It does make sense from a gameplay perspective, because it disincentivizes the player from taking a load of stuff out of the storage of their colony and dumping it on their own open market.
Without tariffs, you could even do this from resource stockpiles if you needed money NOW rather than at the end of the month - you could take potentially tens of thousands of resources, pay for them later, and get the money now. (You can in fact still do this with tariffs, but you know you're taking a solid chunk as a loss later.)
If the trade price for that resource ever went even a credit above the 'nominal' price (which, admittedly, is rare for many resources - but it does sometimes happen) then this would become the optimal choice. Pull every unit your colony can provide, and sell it back to independent traders or whoever Commerce markets represent, and you've got free money for clicking some buttons.

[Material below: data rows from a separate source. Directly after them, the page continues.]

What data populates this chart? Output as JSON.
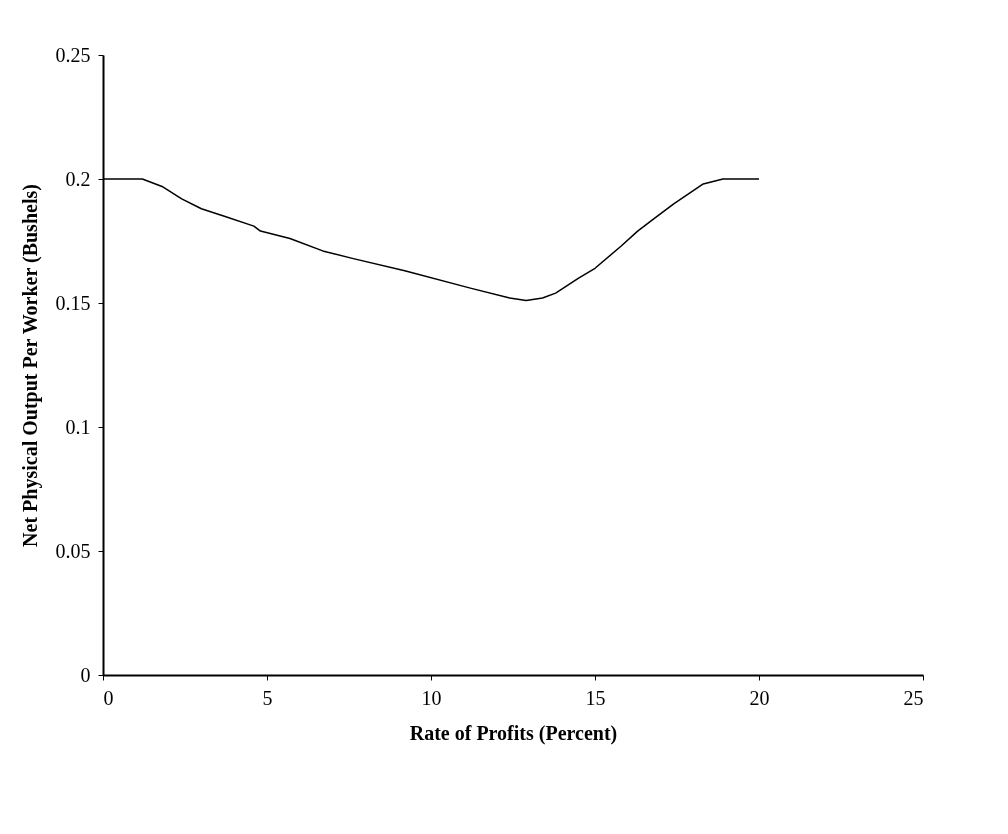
{
  "chart_data": {
    "type": "line",
    "xlabel": "Rate of Profits (Percent)",
    "ylabel": "Net Physical Output Per Worker (Bushels)",
    "x": [
      0,
      1.2,
      1.8,
      2.4,
      3.0,
      3.7,
      4.6,
      4.8,
      5.7,
      6.7,
      7.6,
      9.2,
      11.2,
      12.4,
      12.9,
      13.4,
      13.8,
      14.5,
      15.0,
      15.8,
      16.3,
      16.8,
      17.4,
      18.3,
      18.9,
      20.0
    ],
    "series": [
      {
        "color": "#000000",
        "values": [
          0.2,
          0.2,
          0.197,
          0.192,
          0.188,
          0.185,
          0.181,
          0.179,
          0.176,
          0.171,
          0.168,
          0.163,
          0.156,
          0.152,
          0.151,
          0.152,
          0.154,
          0.16,
          0.164,
          0.173,
          0.179,
          0.184,
          0.19,
          0.198,
          0.2,
          0.2
        ]
      }
    ],
    "xlim": [
      0,
      25
    ],
    "xticks": [
      0,
      5,
      10,
      15,
      20,
      25
    ],
    "ylim": [
      0,
      0.25
    ],
    "yticks": [
      0,
      0.05,
      0.1,
      0.15,
      0.2,
      0.25
    ],
    "grid": false,
    "legend": false,
    "marker": "none",
    "line_style": "solid"
  }
}
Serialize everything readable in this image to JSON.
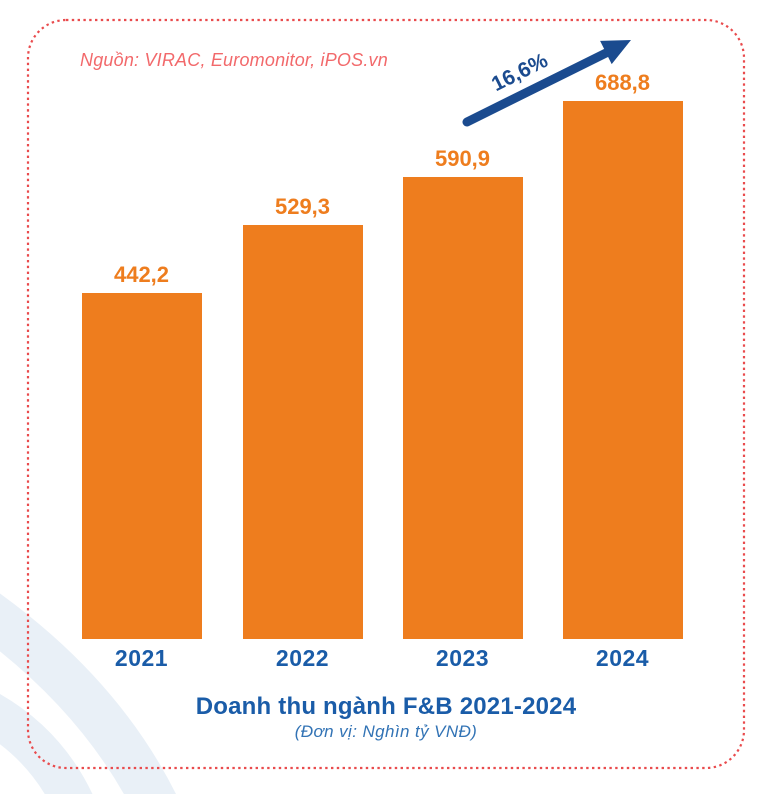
{
  "source_note": "Nguồn: VIRAC, Euromonitor, iPOS.vn",
  "growth": {
    "label": "16,6%"
  },
  "chart_data": {
    "type": "bar",
    "categories": [
      "2021",
      "2022",
      "2023",
      "2024"
    ],
    "values": [
      442.2,
      529.3,
      590.9,
      688.8
    ],
    "value_labels": [
      "442,2",
      "529,3",
      "590,9",
      "688,8"
    ],
    "title": "Doanh thu ngành F&B 2021-2024",
    "subtitle": "(Đơn vị: Nghìn tỷ VNĐ)",
    "unit": "Nghìn tỷ VNĐ",
    "growth_annotation": "16,6%",
    "ylim": [
      0,
      720
    ],
    "grid": "off",
    "legend": "none",
    "bar_color": "#EE7D1E"
  },
  "colors": {
    "bar_orange": "#EE7D1E",
    "value_label_orange": "#EE7D1E",
    "axis_year_blue": "#1A5CA8",
    "title_blue": "#1A5CA8",
    "subtitle_blue": "#3273B5",
    "arrow_navy": "#1B4B8F",
    "source_note_coral": "#F2696B",
    "dashed_border_red": "#E94B4D",
    "decorative_arc_blue": "#E9F0F7",
    "background": "#FFFFFF"
  }
}
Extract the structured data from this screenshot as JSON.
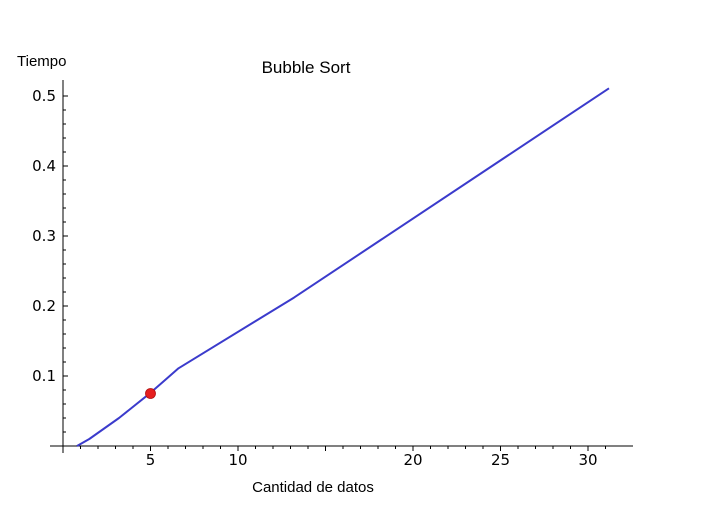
{
  "chart_data": {
    "type": "line",
    "title": "Bubble Sort",
    "xlabel": "Cantidad de datos",
    "ylabel": "Tiempo",
    "xlim": [
      0,
      31.8
    ],
    "ylim": [
      0,
      0.5
    ],
    "x_ticks": [
      5,
      10,
      20,
      25,
      30
    ],
    "y_ticks": [
      0.1,
      0.2,
      0.3,
      0.4,
      0.5
    ],
    "x_tick_labels": [
      "5",
      "10",
      "20",
      "25",
      "30"
    ],
    "y_tick_labels": [
      "0.1",
      "0.2",
      "0.3",
      "0.4",
      "0.5"
    ],
    "series": [
      {
        "color": "#3b3bcc",
        "x": [
          0.8,
          1.5,
          3.2,
          5.0,
          6.6,
          13.2,
          31.2
        ],
        "y": [
          0.0,
          0.01,
          0.04,
          0.076,
          0.111,
          0.212,
          0.511
        ]
      }
    ],
    "highlight_point": {
      "x": 5.0,
      "y": 0.075,
      "color": "#e61e1e"
    },
    "grid": false,
    "legend": "none"
  }
}
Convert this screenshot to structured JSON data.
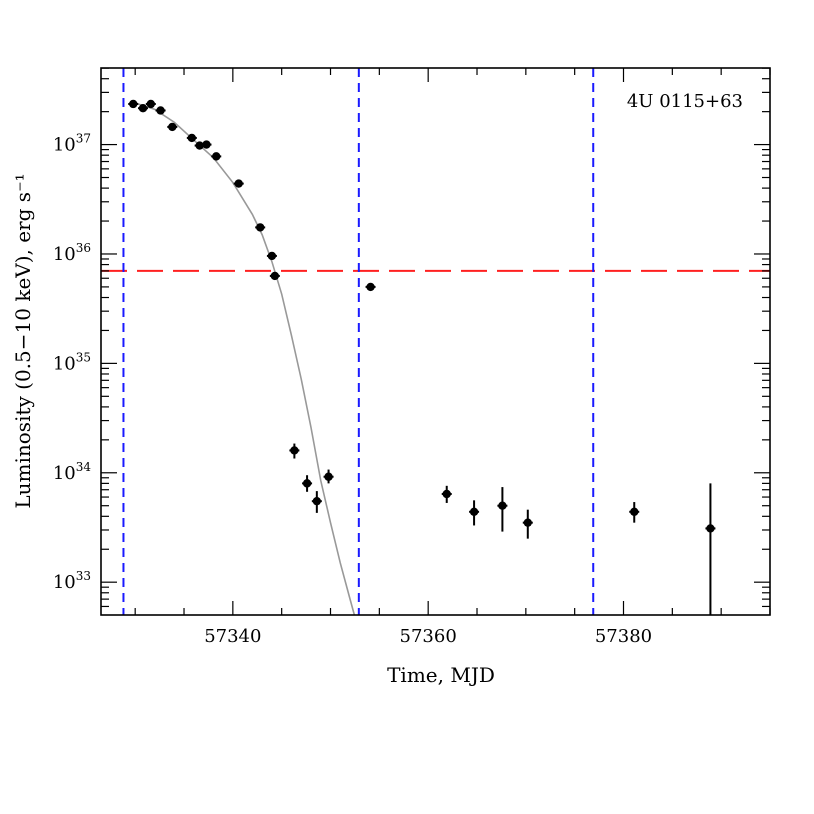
{
  "chart_data": {
    "type": "scatter",
    "title": "",
    "annotation": "4U 0115+63",
    "xlabel": "Time, MJD",
    "ylabel": "Luminosity (0.5−10 keV), erg s⁻¹",
    "xlim": [
      57326.5,
      57395
    ],
    "ylim_log10": [
      32.7,
      37.7
    ],
    "yscale": "log",
    "x_ticks": [
      57340,
      57360,
      57380
    ],
    "y_ticks": [
      {
        "exp": "33",
        "value": 1e+33
      },
      {
        "exp": "34",
        "value": 1e+34
      },
      {
        "exp": "35",
        "value": 1e+35
      },
      {
        "exp": "36",
        "value": 1e+36
      },
      {
        "exp": "37",
        "value": 1e+37
      }
    ],
    "y_tick_base": "10",
    "series": [
      {
        "type": "errorbar",
        "color": "#000000",
        "points": [
          {
            "x": 57329.8,
            "y": 2.35e+37,
            "ylo": 2.25e+37,
            "yhi": 2.45e+37
          },
          {
            "x": 57330.8,
            "y": 2.15e+37,
            "ylo": 2.05e+37,
            "yhi": 2.25e+37
          },
          {
            "x": 57331.6,
            "y": 2.35e+37,
            "ylo": 2.25e+37,
            "yhi": 2.45e+37
          },
          {
            "x": 57332.6,
            "y": 2.05e+37,
            "ylo": 1.95e+37,
            "yhi": 2.15e+37
          },
          {
            "x": 57333.8,
            "y": 1.45e+37,
            "ylo": 1.38e+37,
            "yhi": 1.52e+37
          },
          {
            "x": 57335.8,
            "y": 1.15e+37,
            "ylo": 1.09e+37,
            "yhi": 1.21e+37
          },
          {
            "x": 57336.6,
            "y": 9.8e+36,
            "ylo": 9.3e+36,
            "yhi": 1.03e+37
          },
          {
            "x": 57337.3,
            "y": 1e+37,
            "ylo": 9.5e+36,
            "yhi": 1.05e+37
          },
          {
            "x": 57338.3,
            "y": 7.8e+36,
            "ylo": 7.4e+36,
            "yhi": 8.2e+36
          },
          {
            "x": 57340.6,
            "y": 4.4e+36,
            "ylo": 4.2e+36,
            "yhi": 4.6e+36
          },
          {
            "x": 57342.8,
            "y": 1.75e+36,
            "ylo": 1.67e+36,
            "yhi": 1.83e+36
          },
          {
            "x": 57344.0,
            "y": 9.6e+35,
            "ylo": 9.1e+35,
            "yhi": 1.01e+36
          },
          {
            "x": 57344.3,
            "y": 6.3e+35,
            "ylo": 6e+35,
            "yhi": 6.6e+35
          },
          {
            "x": 57346.3,
            "y": 1.6e+34,
            "ylo": 1.35e+34,
            "yhi": 1.85e+34
          },
          {
            "x": 57347.6,
            "y": 8e+33,
            "ylo": 6.7e+33,
            "yhi": 9.5e+33
          },
          {
            "x": 57348.6,
            "y": 5.5e+33,
            "ylo": 4.3e+33,
            "yhi": 6.8e+33
          },
          {
            "x": 57349.8,
            "y": 9.2e+33,
            "ylo": 8e+33,
            "yhi": 1.07e+34
          },
          {
            "x": 57354.1,
            "y": 5e+35,
            "ylo": 4.8e+35,
            "yhi": 5.2e+35
          },
          {
            "x": 57361.9,
            "y": 6.4e+33,
            "ylo": 5.3e+33,
            "yhi": 7.6e+33
          },
          {
            "x": 57364.7,
            "y": 4.4e+33,
            "ylo": 3.3e+33,
            "yhi": 5.6e+33
          },
          {
            "x": 57367.6,
            "y": 5e+33,
            "ylo": 2.9e+33,
            "yhi": 7.4e+33
          },
          {
            "x": 57370.2,
            "y": 3.5e+33,
            "ylo": 2.5e+33,
            "yhi": 4.6e+33
          },
          {
            "x": 57381.1,
            "y": 4.4e+33,
            "ylo": 3.5e+33,
            "yhi": 5.4e+33
          },
          {
            "x": 57388.9,
            "y": 3.1e+33,
            "ylo": 4e+32,
            "yhi": 8e+33
          }
        ]
      },
      {
        "type": "model-curve",
        "color": "#999999",
        "points": [
          [
            57330,
            2.4e+37
          ],
          [
            57332,
            2.1e+37
          ],
          [
            57334,
            1.6e+37
          ],
          [
            57336,
            1.1e+37
          ],
          [
            57338,
            7.6e+36
          ],
          [
            57340,
            4.5e+36
          ],
          [
            57342,
            2.3e+36
          ],
          [
            57343,
            1.5e+36
          ],
          [
            57344,
            8.5e+35
          ],
          [
            57345,
            4.3e+35
          ],
          [
            57346,
            1.8e+35
          ],
          [
            57347,
            7.2e+34
          ],
          [
            57348,
            2.6e+34
          ],
          [
            57349,
            8.5e+33
          ],
          [
            57350,
            3.5e+33
          ],
          [
            57351,
            1.5e+33
          ],
          [
            57352,
            7e+32
          ],
          [
            57353,
            3.3e+32
          ],
          [
            57354,
            1.5e+32
          ]
        ]
      }
    ],
    "reference_lines": [
      {
        "orientation": "horizontal",
        "value": 7e+35,
        "color": "#ff2020",
        "style": "long-dash"
      },
      {
        "orientation": "vertical",
        "value": 57328.8,
        "color": "#1a1aff",
        "style": "dash"
      },
      {
        "orientation": "vertical",
        "value": 57352.9,
        "color": "#1a1aff",
        "style": "dash"
      },
      {
        "orientation": "vertical",
        "value": 57376.9,
        "color": "#1a1aff",
        "style": "dash"
      }
    ]
  }
}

Narratively, tariffs make no sense, but they have a strong gameplay reason to exist as effectively a money sink to prevent players from generating money from nothing with short term economic conditions without ever stepping foot into a spaceship. Sure, you can do it by creating a shortage and doing some black market trading or whatever in the core worlds, but now you're interacting with a lot more game systems (patrols, simulated economy, transit time, cargo space limits etc) and so it's much easier to argue that it's generating good gameplay.
Perhaps they should be reduced on player colonies, but given a different name - overhead, bureaucratic inefficiency, networking fees, whatever.